D’une file d’attente au fil de l’eau…
Les joies des grandes expositions ! Une queue de plus de deux heures d’attente. De l’énervement. Des agents pas aimables. Des passe-droits qui agacent. Bref, il n’y a rien de plus cruel que d’attendre dans la file d’attente du Grand Palais.
Heureusement, il existe le billet coupe file et votre serviteur a échappé à cela. Les petits malins se faufilent donc rapidement jusqu’à l’entrée, un dimanche soir. On n’échappera pas à la mauvaise humeur des gardiens. Juste devant le palais on est accueilli par : « on ferme à 21h45 et pas 22 heures ! ». Sympa.
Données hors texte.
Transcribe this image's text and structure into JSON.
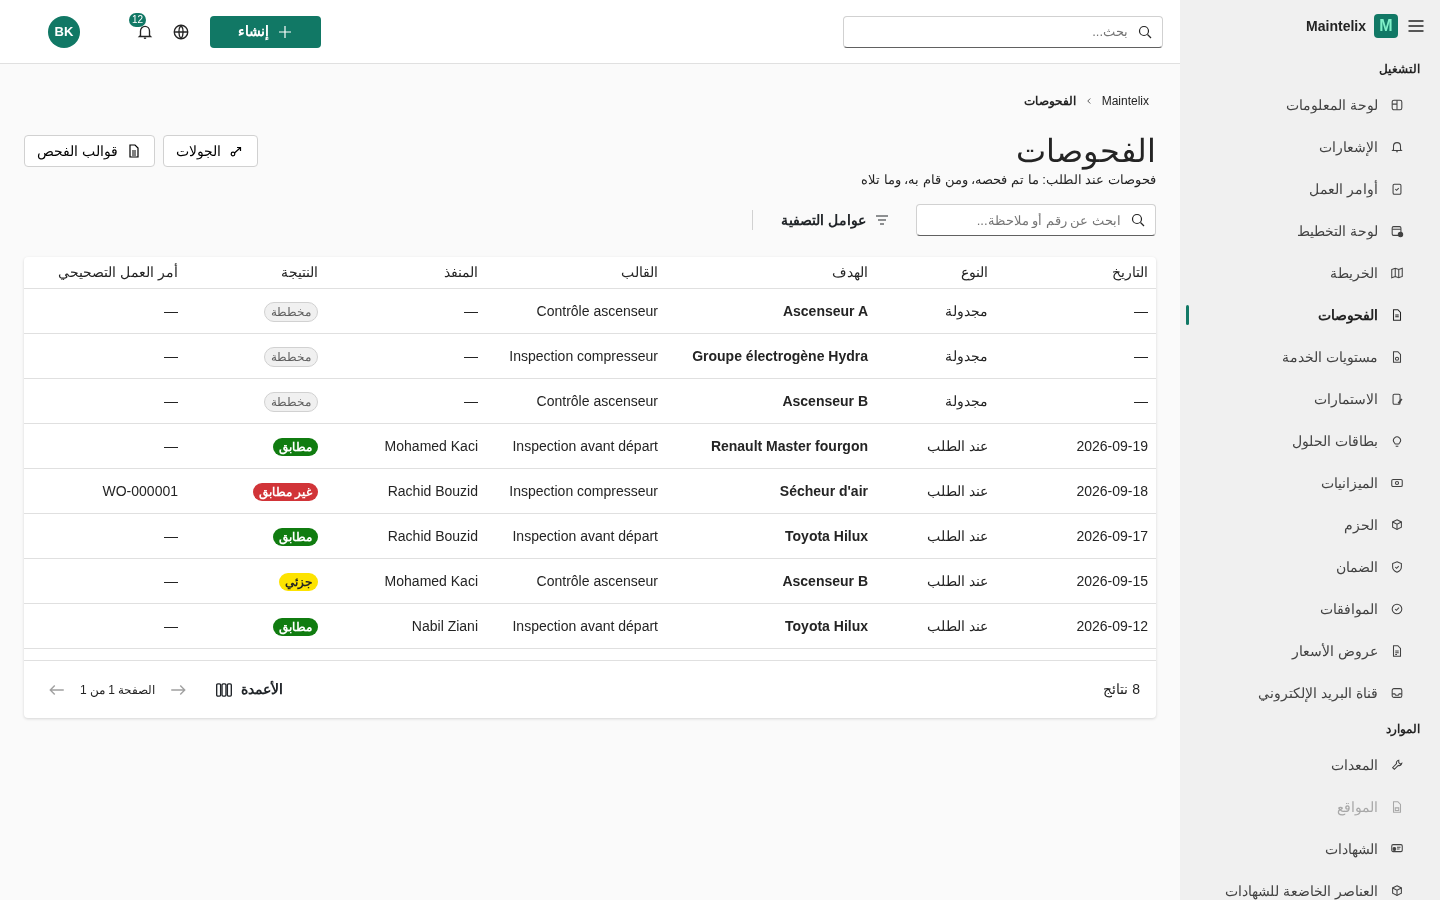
{
  "sidebar": {
    "brand": "Maintelix",
    "logo_letter": "M",
    "sections": [
      {
        "title": "التشغيل",
        "items": [
          {
            "label": "لوحة المعلومات",
            "selected": false,
            "disabled": false
          },
          {
            "label": "الإشعارات",
            "selected": false,
            "disabled": false
          },
          {
            "label": "أوامر العمل",
            "selected": false,
            "disabled": false
          },
          {
            "label": "لوحة التخطيط",
            "selected": false,
            "disabled": false
          },
          {
            "label": "الخريطة",
            "selected": false,
            "disabled": false
          },
          {
            "label": "الفحوصات",
            "selected": true,
            "disabled": false
          },
          {
            "label": "مستويات الخدمة",
            "selected": false,
            "disabled": false
          },
          {
            "label": "الاستمارات",
            "selected": false,
            "disabled": false
          },
          {
            "label": "بطاقات الحلول",
            "selected": false,
            "disabled": false
          },
          {
            "label": "الميزانيات",
            "selected": false,
            "disabled": false
          },
          {
            "label": "الحزم",
            "selected": false,
            "disabled": false
          },
          {
            "label": "الضمان",
            "selected": false,
            "disabled": false
          },
          {
            "label": "الموافقات",
            "selected": false,
            "disabled": false
          },
          {
            "label": "عروض الأسعار",
            "selected": false,
            "disabled": false
          },
          {
            "label": "قناة البريد الإلكتروني",
            "selected": false,
            "disabled": false
          }
        ]
      },
      {
        "title": "الموارد",
        "items": [
          {
            "label": "المعدات",
            "selected": false,
            "disabled": false
          },
          {
            "label": "المواقع",
            "selected": false,
            "disabled": true
          },
          {
            "label": "الشهادات",
            "selected": false,
            "disabled": false
          },
          {
            "label": "العناصر الخاضعة للشهادات",
            "selected": false,
            "disabled": false
          }
        ]
      }
    ]
  },
  "header": {
    "search": {
      "placeholder": "بحث..."
    },
    "create_button": "إنشاء",
    "notifications_count": "12",
    "avatar": "BK"
  },
  "breadcrumb": [
    "Maintelix",
    "الفحوصات"
  ],
  "title": "الفحوصات",
  "description": "فحوصات عند الطلب: ما تم فحصه، ومن قام به، وما تلاه",
  "actions": [
    "الجولات",
    "قوالب الفحص"
  ],
  "toolbar": {
    "search": {
      "placeholder": "ابحث عن رقم أو ملاحظة..."
    },
    "filters_button": "عوامل التصفية"
  },
  "table": {
    "columns": [
      "التاريخ",
      "النوع",
      "الهدف",
      "القالب",
      "المنفذ",
      "النتيجة",
      "أمر العمل التصحيحي"
    ],
    "rows": [
      {
        "date": "—",
        "type": "مجدولة",
        "target": "Ascenseur A",
        "template": "Contrôle ascenseur",
        "executor": "—",
        "result": {
          "label": "مخططة",
          "kind": "planned"
        },
        "work_order": "—"
      },
      {
        "date": "—",
        "type": "مجدولة",
        "target": "Groupe électrogène Hydra",
        "template": "Inspection compresseur",
        "executor": "—",
        "result": {
          "label": "مخططة",
          "kind": "planned"
        },
        "work_order": "—"
      },
      {
        "date": "—",
        "type": "مجدولة",
        "target": "Ascenseur B",
        "template": "Contrôle ascenseur",
        "executor": "—",
        "result": {
          "label": "مخططة",
          "kind": "planned"
        },
        "work_order": "—"
      },
      {
        "date": "2026-09-19",
        "type": "عند الطلب",
        "target": "Renault Master fourgon",
        "template": "Inspection avant départ",
        "executor": "Mohamed Kaci",
        "result": {
          "label": "مطابق",
          "kind": "pass"
        },
        "work_order": "—"
      },
      {
        "date": "2026-09-18",
        "type": "عند الطلب",
        "target": "Sécheur d'air",
        "template": "Inspection compresseur",
        "executor": "Rachid Bouzid",
        "result": {
          "label": "غير مطابق",
          "kind": "fail"
        },
        "work_order": "WO-000001"
      },
      {
        "date": "2026-09-17",
        "type": "عند الطلب",
        "target": "Toyota Hilux",
        "template": "Inspection avant départ",
        "executor": "Rachid Bouzid",
        "result": {
          "label": "مطابق",
          "kind": "pass"
        },
        "work_order": "—"
      },
      {
        "date": "2026-09-15",
        "type": "عند الطلب",
        "target": "Ascenseur B",
        "template": "Contrôle ascenseur",
        "executor": "Mohamed Kaci",
        "result": {
          "label": "جزئي",
          "kind": "partial"
        },
        "work_order": "—"
      },
      {
        "date": "2026-09-12",
        "type": "عند الطلب",
        "target": "Toyota Hilux",
        "template": "Inspection avant départ",
        "executor": "Nabil Ziani",
        "result": {
          "label": "مطابق",
          "kind": "pass"
        },
        "work_order": "—"
      }
    ]
  },
  "footer": {
    "count": "8 نتائج",
    "columns_button": "الأعمدة",
    "page_info": "الصفحة 1 من 1"
  }
}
Avant de rêver il faudra se farcir les points de sécurité et les contrôles de billets dans une ambiance pas vraiment apaisée.
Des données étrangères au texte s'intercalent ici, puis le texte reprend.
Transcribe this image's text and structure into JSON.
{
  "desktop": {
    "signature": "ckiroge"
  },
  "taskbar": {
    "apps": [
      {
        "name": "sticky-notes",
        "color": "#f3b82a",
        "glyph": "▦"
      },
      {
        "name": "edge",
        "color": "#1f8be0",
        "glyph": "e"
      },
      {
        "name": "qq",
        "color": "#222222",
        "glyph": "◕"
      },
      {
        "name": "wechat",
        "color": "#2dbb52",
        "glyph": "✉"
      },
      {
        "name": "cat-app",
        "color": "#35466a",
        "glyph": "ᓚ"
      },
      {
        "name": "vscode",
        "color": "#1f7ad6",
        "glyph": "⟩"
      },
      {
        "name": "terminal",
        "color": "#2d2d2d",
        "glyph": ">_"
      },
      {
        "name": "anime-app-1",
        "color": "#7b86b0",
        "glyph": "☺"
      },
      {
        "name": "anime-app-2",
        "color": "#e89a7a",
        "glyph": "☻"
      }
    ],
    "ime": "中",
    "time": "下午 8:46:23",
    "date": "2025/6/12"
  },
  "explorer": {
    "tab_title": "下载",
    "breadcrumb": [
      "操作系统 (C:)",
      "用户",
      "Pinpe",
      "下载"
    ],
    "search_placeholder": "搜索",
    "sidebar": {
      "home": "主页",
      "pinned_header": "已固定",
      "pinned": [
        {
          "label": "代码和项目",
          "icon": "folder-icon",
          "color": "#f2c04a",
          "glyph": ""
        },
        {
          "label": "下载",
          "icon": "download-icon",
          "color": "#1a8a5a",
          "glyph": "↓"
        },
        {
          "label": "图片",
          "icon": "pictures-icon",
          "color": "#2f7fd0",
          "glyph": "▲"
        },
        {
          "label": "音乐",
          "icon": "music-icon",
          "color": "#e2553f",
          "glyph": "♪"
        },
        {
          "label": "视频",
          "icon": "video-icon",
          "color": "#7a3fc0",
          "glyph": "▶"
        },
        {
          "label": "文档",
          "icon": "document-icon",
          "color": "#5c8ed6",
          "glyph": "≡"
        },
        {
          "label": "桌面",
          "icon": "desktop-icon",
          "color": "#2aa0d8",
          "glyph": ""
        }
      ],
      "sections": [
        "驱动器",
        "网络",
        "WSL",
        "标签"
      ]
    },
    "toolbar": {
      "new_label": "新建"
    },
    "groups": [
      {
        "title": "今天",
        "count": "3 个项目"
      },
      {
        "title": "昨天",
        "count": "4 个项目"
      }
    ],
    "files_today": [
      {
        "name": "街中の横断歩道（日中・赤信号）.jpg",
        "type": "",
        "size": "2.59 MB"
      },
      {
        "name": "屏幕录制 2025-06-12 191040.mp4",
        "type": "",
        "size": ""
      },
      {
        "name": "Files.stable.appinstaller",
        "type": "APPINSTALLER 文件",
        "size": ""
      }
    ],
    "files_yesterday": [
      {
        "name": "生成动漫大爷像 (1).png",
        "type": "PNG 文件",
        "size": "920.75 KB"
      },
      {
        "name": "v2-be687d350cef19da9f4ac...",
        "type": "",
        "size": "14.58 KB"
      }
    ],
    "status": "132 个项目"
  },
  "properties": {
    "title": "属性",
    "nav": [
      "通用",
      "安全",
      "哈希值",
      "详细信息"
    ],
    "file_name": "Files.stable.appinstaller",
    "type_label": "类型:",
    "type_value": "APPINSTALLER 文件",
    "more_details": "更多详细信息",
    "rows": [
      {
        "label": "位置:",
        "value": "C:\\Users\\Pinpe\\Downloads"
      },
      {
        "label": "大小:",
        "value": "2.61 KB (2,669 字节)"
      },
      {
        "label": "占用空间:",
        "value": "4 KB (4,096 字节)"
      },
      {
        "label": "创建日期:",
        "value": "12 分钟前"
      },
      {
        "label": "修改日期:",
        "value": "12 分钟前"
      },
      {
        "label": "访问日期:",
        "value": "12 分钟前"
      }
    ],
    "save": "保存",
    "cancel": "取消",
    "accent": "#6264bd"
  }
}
Heureusement tout change avec l’apparition de la première toile. Claude Monet est bel et bien un magicien. On plonge dans sa belle Normandie. On découvre l’effervescence du port du Havre. Les régates nous charment. Le coup de pinceau est magnifique et envoutant. L’impressionnisme submerge le visiteur dans la première partie de l’exposition.
Elle se fait au fil de l’eau. Il y a d’abord la Normandie. Farouche, insolite dans ses illustrations et bourgeoise du coté de Sainte Adresse. Sa vision des plages échappe finalement à l’étiquette du classicisme. Les unes à coté des autres, c’est un mouvement de liberté qui se dessine.
Puis l’eau stagne autour des célèbres Nymphéas. Notre regard est un peu déçu mais va vite se régaler autour de ses tableaux de la Tamise.
Monet dessine le brouillard et le soleil le plus froid. On n’a pas le droit à Impression Soleil Levant, le plus fameux de ses tableaux (toujours au musée Marmottan qui profite lui aussi du succès démentiel de l’exposition) mais ces travaux sur le décor londonien donnent le frisson.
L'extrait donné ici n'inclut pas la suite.